4: Ghosts in the closet

ON THE WAY home, I hatched a little plan to pay my family back.

More fond of ghoulies and ghosties than of their own pussy cat, were they?

Well, I’d show them.

I sidled through the back door, then up the stairs and into Ellie’s bedroom. Little Miss Goody-Two-Shoes was sitting up in bed, reading a book.

I jumped up beside her and snuggled.

‘Oooh, Tuffy!’ she said. ‘You are so nice and sweet and cuddly.’

I kept my temper. It nearly choked me but I even managed to cough out a purr.


‘Oh, Tuffy,’ she said again. ‘I love it when you’re all contented and cosy, and fall asleep in my arms.’

I kept my eyes closed and I counted to ten. Then, just as she lifted her arm to turn her page, I sprang to my feet and stared at the closet.

Ellie raised her eyes from the book. ‘What is it, Tuffy?’

I arched my back, and kept up the mad stare.

‘Come on, Tuffy,’ Ellie soothed. ‘It’s just the closet. The only things inside it are clothes and shoes.’

I gave her a quick ‘don’t you believe it’ blink, and made my hair shoot up on end.

Now she was getting nervous. ‘Tuffy?’

She slid out of bed and went towards the closet.

Yoooooowwwwwwwwllllll!

It was the clearest message not to go a single step closer. You didn’t have to be a cat to understand: Whatever you do, don’t open that closet door!

Terrified, Ellie fled downstairs.

I took a break. Then, when she came up again a few minutes later, holding her parents’ hands, I sprang back into ‘Terrified Cat Staring At Ghosts In The Closet’ mode.

You could tell from the look on Ellie’s father’s face that she had dragged the two of them away from something rather good on telly. He gave the most perfunctory glance around the room, then glowered at me.

I kept up the arched back and the stiffened fur, and stared at the closet.

Ellie’s mother slid the closet door open. She pushed the clothes hanging from the rail to one side and peered in. ‘Nothing strange in here.’

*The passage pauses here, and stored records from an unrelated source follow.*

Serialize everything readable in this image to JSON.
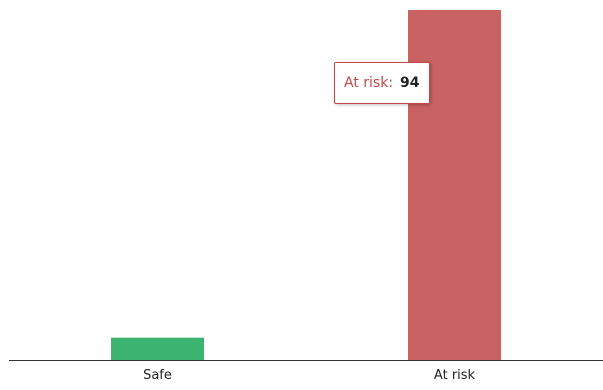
{
  "chart_data": {
    "type": "bar",
    "categories": [
      "Safe",
      "At risk"
    ],
    "values": [
      6,
      94
    ],
    "colors": [
      "#3cb371",
      "#c96262"
    ],
    "ylim": [
      0,
      94
    ],
    "grid": false,
    "title": "",
    "xlabel": "",
    "ylabel": ""
  },
  "tooltip": {
    "label": "At risk:",
    "value": "94"
  }
}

‘Check the other side,’ begged Ellie. (She was really scared.)

Ellie’s mother checked the other side. ‘Nothing.’

‘Check both sides at once,’ insisted Ellie. So under her orders Mr Grumpy-Wumpy poked his head in on one side and Mrs A-Whole-Lot-Nicer poked her head in on the other, and they flapped all the clothes about.

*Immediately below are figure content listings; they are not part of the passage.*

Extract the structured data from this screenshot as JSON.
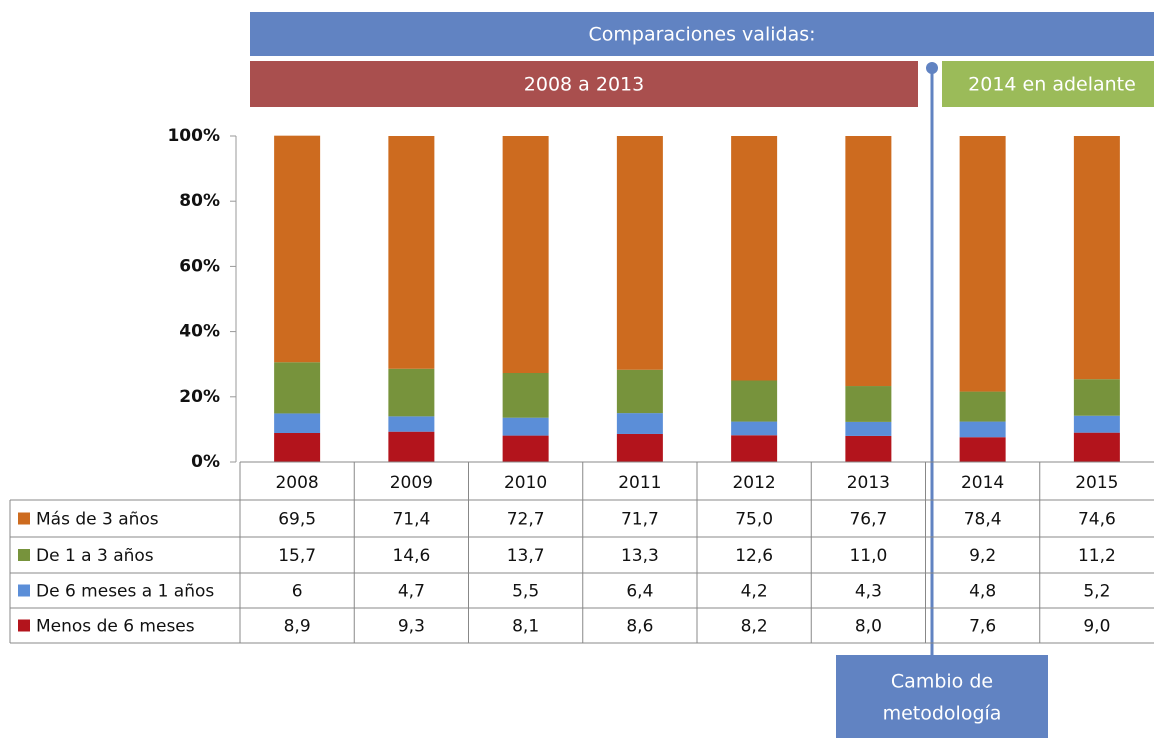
{
  "chart_data": {
    "type": "stacked-bar",
    "annotations": {
      "banner": "Comparaciones validas:",
      "period1": "2008 a 2013",
      "period2": "2014 en adelante",
      "note": [
        "Cambio de",
        "metodología"
      ]
    },
    "categories": [
      "2008",
      "2009",
      "2010",
      "2011",
      "2012",
      "2013",
      "2014",
      "2015"
    ],
    "series": [
      {
        "name": "Más de 3 años",
        "color": "#cd6b1f",
        "values": [
          69.5,
          71.4,
          72.7,
          71.7,
          75.0,
          76.7,
          78.4,
          74.6
        ],
        "value_labels": [
          "69,5",
          "71,4",
          "72,7",
          "71,7",
          "75,0",
          "76,7",
          "78,4",
          "74,6"
        ]
      },
      {
        "name": "De 1 a 3 años",
        "color": "#77933c",
        "values": [
          15.7,
          14.6,
          13.7,
          13.3,
          12.6,
          11.0,
          9.2,
          11.2
        ],
        "value_labels": [
          "15,7",
          "14,6",
          "13,7",
          "13,3",
          "12,6",
          "11,0",
          "9,2",
          "11,2"
        ]
      },
      {
        "name": "De 6 meses a 1 años",
        "color": "#5b8ed8",
        "values": [
          6,
          4.7,
          5.5,
          6.4,
          4.2,
          4.3,
          4.8,
          5.2
        ],
        "value_labels": [
          "6",
          "4,7",
          "5,5",
          "6,4",
          "4,2",
          "4,3",
          "4,8",
          "5,2"
        ]
      },
      {
        "name": "Menos de 6 meses",
        "color": "#b3141c",
        "values": [
          8.9,
          9.3,
          8.1,
          8.6,
          8.2,
          8.0,
          7.6,
          9.0
        ],
        "value_labels": [
          "8,9",
          "9,3",
          "8,1",
          "8,6",
          "8,2",
          "8,0",
          "7,6",
          "9,0"
        ]
      }
    ],
    "ylim": [
      0,
      100
    ],
    "yticks": [
      {
        "value": 0,
        "label": "0%"
      },
      {
        "value": 20,
        "label": "20%"
      },
      {
        "value": 40,
        "label": "40%"
      },
      {
        "value": 60,
        "label": "60%"
      },
      {
        "value": 80,
        "label": "80%"
      },
      {
        "value": 100,
        "label": "100%"
      }
    ],
    "grid": false
  }
}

‘Ellie, there’s nothing unusual in here.’

I gathered myself up, did a frantic little ‘I am terrified’ dance and spat at the closet.

Ellie burst into tears and shouted angrily, ‘Well, Tuffy doesn’t seem to think there’s nothing in there! And animals are famous for seeing ghosts.’

‘Because they’re stupid,’ Ellie’s father said, still glaring at me.

Oh, very friendly. So I spat again, taking good care to make it land on his trousers.

Ellie’s mother could see that, at this rate, we would be up all night. ‘You’d better come and sleep with me,’ she said to Ellie. ‘And Dad can go in the spare bed.’

Ha, ha. I spend a lot of time on that spare bed. But I can curl up. I wouldn’t care to sleep in it if I was long and thin like him. It’s just Lump City, that old bed.

He knew it too. On his way out, he gave me a pretty mean look. I put on a snooty air and tried to show him by the way I stalked past that that is what you get for choosing not to hold a party for your own precious pussy.

Ghosts in the closet and lumps in the bed. That’s what you get. And serves you right.